Nosotros no podíamos hacer esto, porque para ello necesitábamos un salvoconducto firmado por el gobernador, previa presentación nuestra ante el Comité del Frente Popular que antes nos hubiera mandado fusilar.
Determinamos para el momento de la explosión bajarnos mientras todos se iban al campo, a un sotanillo muy endeble que tenía la casa también bastante endeble. Preferíamos nos matase Dios, si esa era su voluntad, a que nos matasen los hombres. Lo mismo hacíamos con los bombardeos de los aeroplanos.
d) Hasta nuestros huéspedes. ¿Quién lo creyera? Nuestro cartero, hombre bueno pero de pocos alcances, a la vista de los efectos de las minasen su piso, donde había inutilizado una de las cinco habitaciones, a la vista de la escasez de alimentos, no siendo lo mismo proveer para tres que para cinco, y a la vista de otros inconvenientes o molestias, como la de dormir en el suelo, él se atrevió a decirnos hacia mediados de septiembre, que no podríamos continuar en su casa.
La mujer entonces, de más talento y calzones que el marido, se cuadró delante de este y llamándole lo que se le vino a la boca, le dijo que allí mandaba ella; que nosotros no salíamos de su casa, y antes la matarían a ella que exponernos ella al menor peligro de la vida.
Gracias a esta generosidad y energía de la mujer, continuamos hasta el fin en aquella casa, en la que “ex his ómnibus periculis eripuit nos Dominus”.
Nuestra vida religiosa
Durante los 66 días que duró nuestro cautiverio ni pudimos celebrar, ni comulgar, ni rezar el Oficio Divino. Suplimos lo mejor que pudimos cumpliendo las otras prácticas espirituales de la vida religiosa. Hacíamos al levantarnos más de una hora de meditación, una o dos partes del rosario durante la mañana, y el examen y letanías de los santos al mediodía. Por la tarde rezábamos otras dos partes del rosario; hacíamos un rato de lectura espiritual en los libros que había en la casa. Y antes de acostarnos, preparábamos nuestros puntos y hacíamos el examen.

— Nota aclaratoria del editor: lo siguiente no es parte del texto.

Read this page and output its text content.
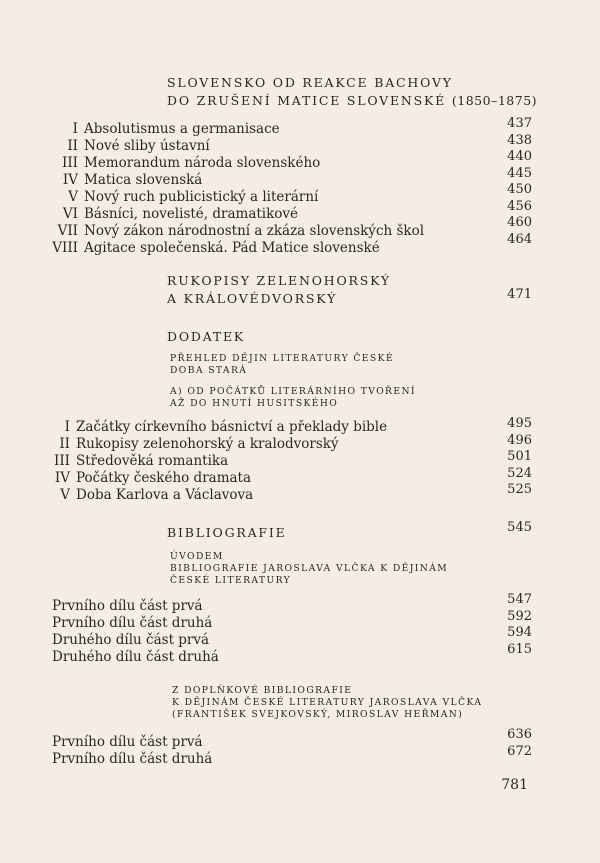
SLOVENSKO OD REAKCE BACHOVY
DO ZRUŠENÍ MATICE SLOVENSKÉ (1850–1875)
437
438
440
445
450
456
460
464
I Absolutismus a germanisace
II Nové sliby ústavní
III Memorandum národa slovenského
IV Matica slovenská
V Nový ruch publicistický a literární
VI Básníci, novelisté, dramatikové
VII Nový zákon národnostní a zkáza slovenských škol
VIII Agitace společenská. Pád Matice slovenské
RUKOPISY ZELENOHORSKÝ
A KRÁLOVÉDVORSKÝ	471
DODATEK
PŘEHLED DĚJIN LITERATURY ČESKÉ
DOBA STARÁ
A) OD POČÁTKŮ LITERÁRNÍHO TVOŘENÍ
AŽ DO HNUTÍ HUSITSKÉHO
495
496
501
524
525
I Začátky církevního básnictví a překlady bible
II Rukopisy zelenohorský a kralodvorský
III Středověká romantika
IV Počátky českého dramata
V Doba Karlova a Václavova
BIBLIOGRAFIE	545
ÚVODEM
BIBLIOGRAFIE JAROSLAVA VLČKA K DĚJINÁM
ČESKÉ LITERATURY
547
592
594
615
Prvního dílu část prvá
Prvního dílu část druhá
Druhého dílu část prvá
Druhého dílu část druhá
Z DOPLŇKOVÉ BIBLIOGRAFIE
K DĚJINÁM ČESKÉ LITERATURY JAROSLAVA VLČKA
(FRANTIŠEK SVEJKOVSKÝ, MIROSLAV HEŘMAN)
636
672
Prvního dílu část prvá
Prvního dílu část druhá
781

A falta de ocupaciones, dedicábamos más tiempo al sueño, no solo por la noche, sino también entre el día. Teníamos nuestros ratos de estudio aprovechando los libros de un hijo de la casa, que estudió en Comillas para sacerdote. Yo di un repaso a la Historia de España y a la de la religión, y leí una vida del Cardenal Merry del Val y otras cosas.
Leíamos además la prensa, toda ella izquierdista, plagada de mentiras y de noticias desagradabilísimas. Pero no había otra cosa y por ella íbamos sacando alguna verdad.
Las penitencias interiores y exteriores, las que las circunstancias, en no corta cantidad nos deparaban: comida bastante pobre, monótona y escasa; habitación pequeñísima, un cuartito para los dos, cuyo techo tocábamos con las manos levantadas, y de dos metros de ancho por tres o cuatro de largo; imposibilidad casi absoluta de mudarnos de ropa, pues no teníamos más que lo puesto, y todo lo demás que se deja entender. Sobre todo la preocupación continua de ver llegar a cada instante nuestra última hora y de no ver por ningún lado esperanza de salvación.
Nuestra liberación
Corrimos la misma suerte que los del Alcázar. En un mismo día nos encerramos unos y otros. En un mismo día quedamos libres. Nosotros que seguimos la marcha de las columnas liberadoras desde que pisaron tierras de Huelva y conquistaron luego Mérida, Badajoz, y avanzaron por Cáceres y ganaron después, tras reñidísimos combates Oropesa, Talavera, Santa Olalla, Maqueda y Torrijos, seguimos con inefable alegría que estaban en el río Guadarrama, a 14 kilómetros de Toledo el día 26 de septiembre.
Al siguiente día 27, los cañones a ocho kilómetros de nosotros, hacían retroceder a los rojos ocho kilómetros en pocas horas, y llegaban a mediodía a las puertas de Toledo.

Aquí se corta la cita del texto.